The next day, she goes to Su-young (Song Seonmi), a Pilates instructor who lives in an artist-friendly neighborhood in northern Seoul. Gam-hee envies her friend who says she makes a great fortune and is always ready to enjoy life.
Finally, she comes across her estranged friend Woo-jin (Kim Sae-byuk), married to the famous novelist that Gam-hee once dated, at an arthouse cinema. She listens to her friend's apology and complains about her husband's hypocritical media interview.
Over Gam-hee's journey from one encounter to the next, she repeats several times what her husband says: "People in love should stick together." And she adds she loves her spouse, and she's lucky to have met him.

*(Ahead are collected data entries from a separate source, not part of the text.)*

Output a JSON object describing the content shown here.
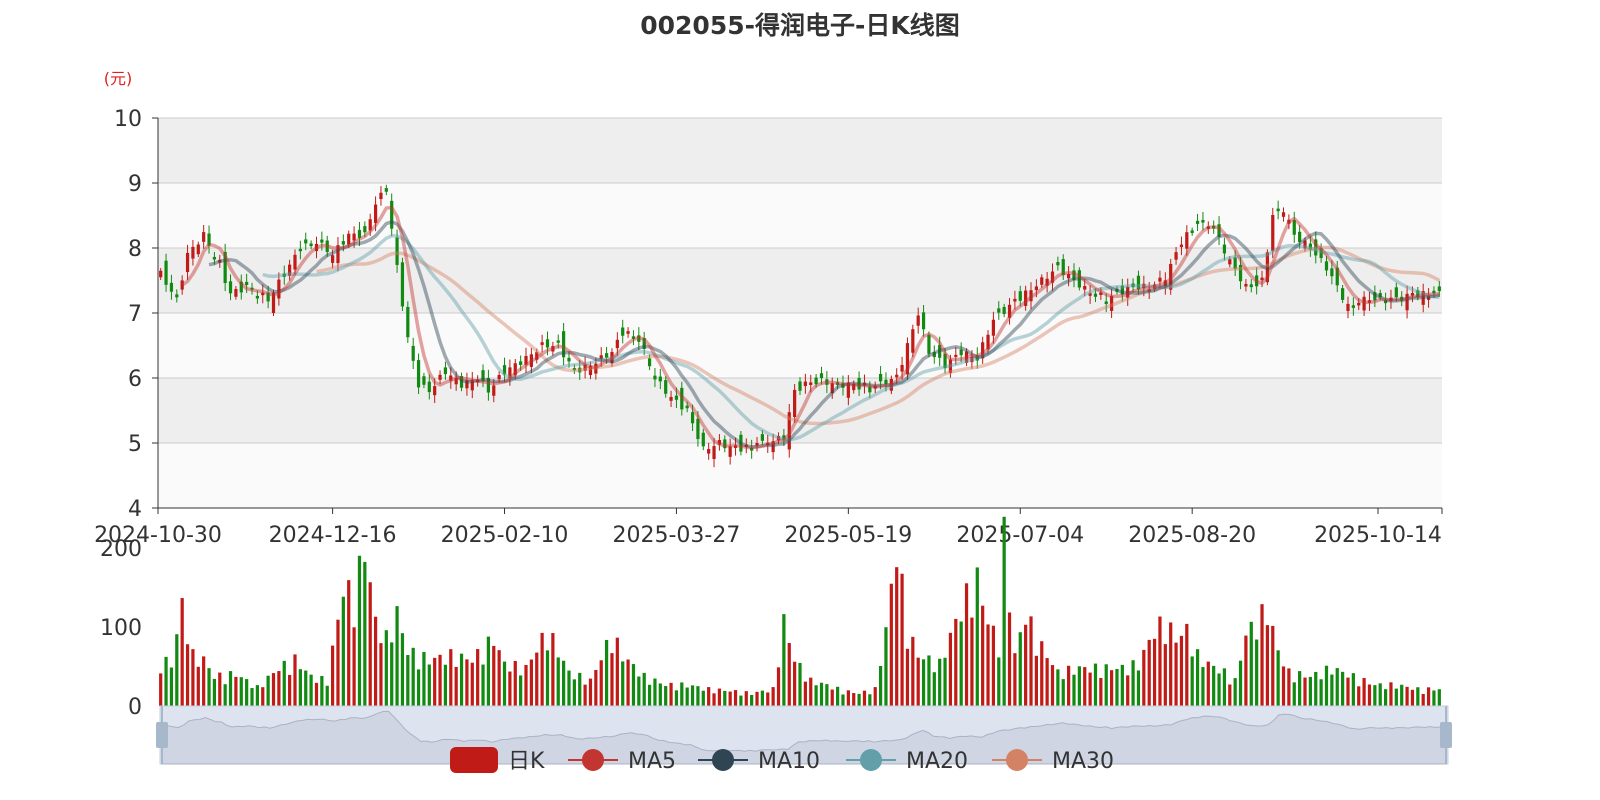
{
  "title": "002055-得润电子-日K线图",
  "colors": {
    "up": "#c11b17",
    "down": "#128a12",
    "ma5": "#c23531",
    "ma10": "#2f4554",
    "ma20": "#61a0a8",
    "ma30": "#d48265",
    "band_dark": "#eeeeee",
    "band_light": "#fafafa"
  },
  "chart_data": [
    {
      "type": "candlestick",
      "title": "002055-得润电子-日K线图",
      "ylabel": "(元)",
      "ylim": [
        4,
        10
      ],
      "yticks": [
        "4",
        "5",
        "6",
        "7",
        "8",
        "9",
        "10"
      ],
      "xticks": [
        {
          "label": "2024-10-30",
          "index": 0
        },
        {
          "label": "2024-12-16",
          "index": 32
        },
        {
          "label": "2025-02-10",
          "index": 64
        },
        {
          "label": "2025-03-27",
          "index": 96
        },
        {
          "label": "2025-05-19",
          "index": 128
        },
        {
          "label": "2025-07-04",
          "index": 160
        },
        {
          "label": "2025-08-20",
          "index": 192
        },
        {
          "label": "2025-10-14",
          "index": 224
        }
      ],
      "grid": true,
      "legend": [
        "日K",
        "MA5",
        "MA10",
        "MA20",
        "MA30"
      ],
      "legend_position": "bottom",
      "close_anchors": [
        [
          0,
          7.6
        ],
        [
          3,
          7.2
        ],
        [
          5,
          7.9
        ],
        [
          8,
          8.2
        ],
        [
          10,
          7.9
        ],
        [
          13,
          7.3
        ],
        [
          16,
          7.4
        ],
        [
          20,
          7.2
        ],
        [
          23,
          7.6
        ],
        [
          26,
          8.0
        ],
        [
          29,
          8.1
        ],
        [
          32,
          7.9
        ],
        [
          35,
          8.2
        ],
        [
          38,
          8.2
        ],
        [
          40,
          8.7
        ],
        [
          42,
          8.9
        ],
        [
          44,
          7.7
        ],
        [
          46,
          6.6
        ],
        [
          48,
          5.9
        ],
        [
          50,
          5.8
        ],
        [
          53,
          6.1
        ],
        [
          56,
          5.9
        ],
        [
          59,
          6.0
        ],
        [
          61,
          5.8
        ],
        [
          64,
          6.1
        ],
        [
          68,
          6.3
        ],
        [
          71,
          6.5
        ],
        [
          74,
          6.5
        ],
        [
          77,
          6.1
        ],
        [
          80,
          6.2
        ],
        [
          84,
          6.4
        ],
        [
          86,
          6.7
        ],
        [
          89,
          6.6
        ],
        [
          92,
          6.0
        ],
        [
          95,
          5.7
        ],
        [
          98,
          5.5
        ],
        [
          101,
          4.9
        ],
        [
          104,
          5.0
        ],
        [
          107,
          4.9
        ],
        [
          110,
          4.95
        ],
        [
          113,
          5.0
        ],
        [
          116,
          5.1
        ],
        [
          118,
          5.8
        ],
        [
          120,
          5.9
        ],
        [
          123,
          5.95
        ],
        [
          126,
          5.9
        ],
        [
          129,
          5.9
        ],
        [
          132,
          5.8
        ],
        [
          135,
          5.95
        ],
        [
          137,
          6.0
        ],
        [
          139,
          6.5
        ],
        [
          141,
          7.0
        ],
        [
          143,
          6.4
        ],
        [
          146,
          6.2
        ],
        [
          149,
          6.4
        ],
        [
          152,
          6.3
        ],
        [
          155,
          6.9
        ],
        [
          158,
          7.1
        ],
        [
          161,
          7.3
        ],
        [
          164,
          7.5
        ],
        [
          167,
          7.7
        ],
        [
          170,
          7.5
        ],
        [
          173,
          7.3
        ],
        [
          176,
          7.2
        ],
        [
          178,
          7.3
        ],
        [
          181,
          7.4
        ],
        [
          184,
          7.4
        ],
        [
          187,
          7.55
        ],
        [
          190,
          8.1
        ],
        [
          193,
          8.4
        ],
        [
          196,
          8.3
        ],
        [
          199,
          7.8
        ],
        [
          202,
          7.4
        ],
        [
          205,
          7.45
        ],
        [
          207,
          8.5
        ],
        [
          209,
          8.6
        ],
        [
          211,
          8.2
        ],
        [
          214,
          8.0
        ],
        [
          217,
          7.7
        ],
        [
          219,
          7.4
        ],
        [
          221,
          7.1
        ],
        [
          224,
          7.2
        ],
        [
          228,
          7.2
        ],
        [
          232,
          7.25
        ],
        [
          236,
          7.3
        ],
        [
          238,
          7.3
        ]
      ],
      "volume": {
        "ylim": [
          0,
          200
        ],
        "yticks": [
          "0",
          "100",
          "200"
        ],
        "volume_anchors": [
          [
            0,
            55
          ],
          [
            2,
            50
          ],
          [
            4,
            120
          ],
          [
            6,
            60
          ],
          [
            8,
            55
          ],
          [
            10,
            35
          ],
          [
            14,
            38
          ],
          [
            18,
            22
          ],
          [
            22,
            45
          ],
          [
            25,
            55
          ],
          [
            28,
            35
          ],
          [
            31,
            30
          ],
          [
            34,
            140
          ],
          [
            36,
            130
          ],
          [
            38,
            190
          ],
          [
            40,
            100
          ],
          [
            42,
            80
          ],
          [
            44,
            110
          ],
          [
            46,
            65
          ],
          [
            50,
            55
          ],
          [
            54,
            60
          ],
          [
            58,
            55
          ],
          [
            62,
            80
          ],
          [
            64,
            50
          ],
          [
            68,
            45
          ],
          [
            72,
            90
          ],
          [
            76,
            40
          ],
          [
            80,
            30
          ],
          [
            84,
            85
          ],
          [
            86,
            60
          ],
          [
            90,
            35
          ],
          [
            94,
            25
          ],
          [
            98,
            25
          ],
          [
            102,
            20
          ],
          [
            106,
            18
          ],
          [
            110,
            15
          ],
          [
            114,
            20
          ],
          [
            116,
            100
          ],
          [
            118,
            55
          ],
          [
            121,
            30
          ],
          [
            124,
            25
          ],
          [
            127,
            18
          ],
          [
            130,
            15
          ],
          [
            133,
            20
          ],
          [
            135,
            90
          ],
          [
            137,
            190
          ],
          [
            139,
            90
          ],
          [
            141,
            60
          ],
          [
            145,
            50
          ],
          [
            148,
            100
          ],
          [
            150,
            130
          ],
          [
            152,
            150
          ],
          [
            154,
            100
          ],
          [
            156,
            75
          ],
          [
            157,
            200
          ],
          [
            159,
            60
          ],
          [
            161,
            110
          ],
          [
            163,
            80
          ],
          [
            165,
            60
          ],
          [
            167,
            40
          ],
          [
            171,
            45
          ],
          [
            175,
            45
          ],
          [
            179,
            45
          ],
          [
            182,
            50
          ],
          [
            185,
            90
          ],
          [
            187,
            100
          ],
          [
            189,
            80
          ],
          [
            191,
            90
          ],
          [
            193,
            60
          ],
          [
            195,
            50
          ],
          [
            198,
            40
          ],
          [
            200,
            30
          ],
          [
            202,
            85
          ],
          [
            204,
            100
          ],
          [
            206,
            115
          ],
          [
            208,
            65
          ],
          [
            210,
            40
          ],
          [
            214,
            35
          ],
          [
            218,
            45
          ],
          [
            222,
            35
          ],
          [
            226,
            25
          ],
          [
            230,
            25
          ],
          [
            234,
            20
          ],
          [
            238,
            20
          ]
        ]
      }
    }
  ]
}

As she keeps repeating the sentence and having trivial talks with friends, she confronts her new situation and assesses life without her husband around for the first time. She discovers new ways to see the world on her own.
The narrative and composition of "The Woman Who Ran" is simple and linear, with relatively amateurish and undercooked camerawork and rough editing.
But small and unpretentious moments from three different episodes shown in static long takes and slow zooms help the audience feel they are reading a sophisticated and secretive story of a woman.
And the movie adds some comical touches by timely appearances of passive-aggressive men, which have played influential roles in Hong's previous films, shot only from behind.
Actress Kim Min-hee, the director's offscreen partner, presented effortless naturalism throughout the film, which is the couple's seventh collaboration.
"The Women Who Ran," which gave director Hong the Silver Bear for best director at this year's Berlin Film Festival, will hit local screens next Thursday.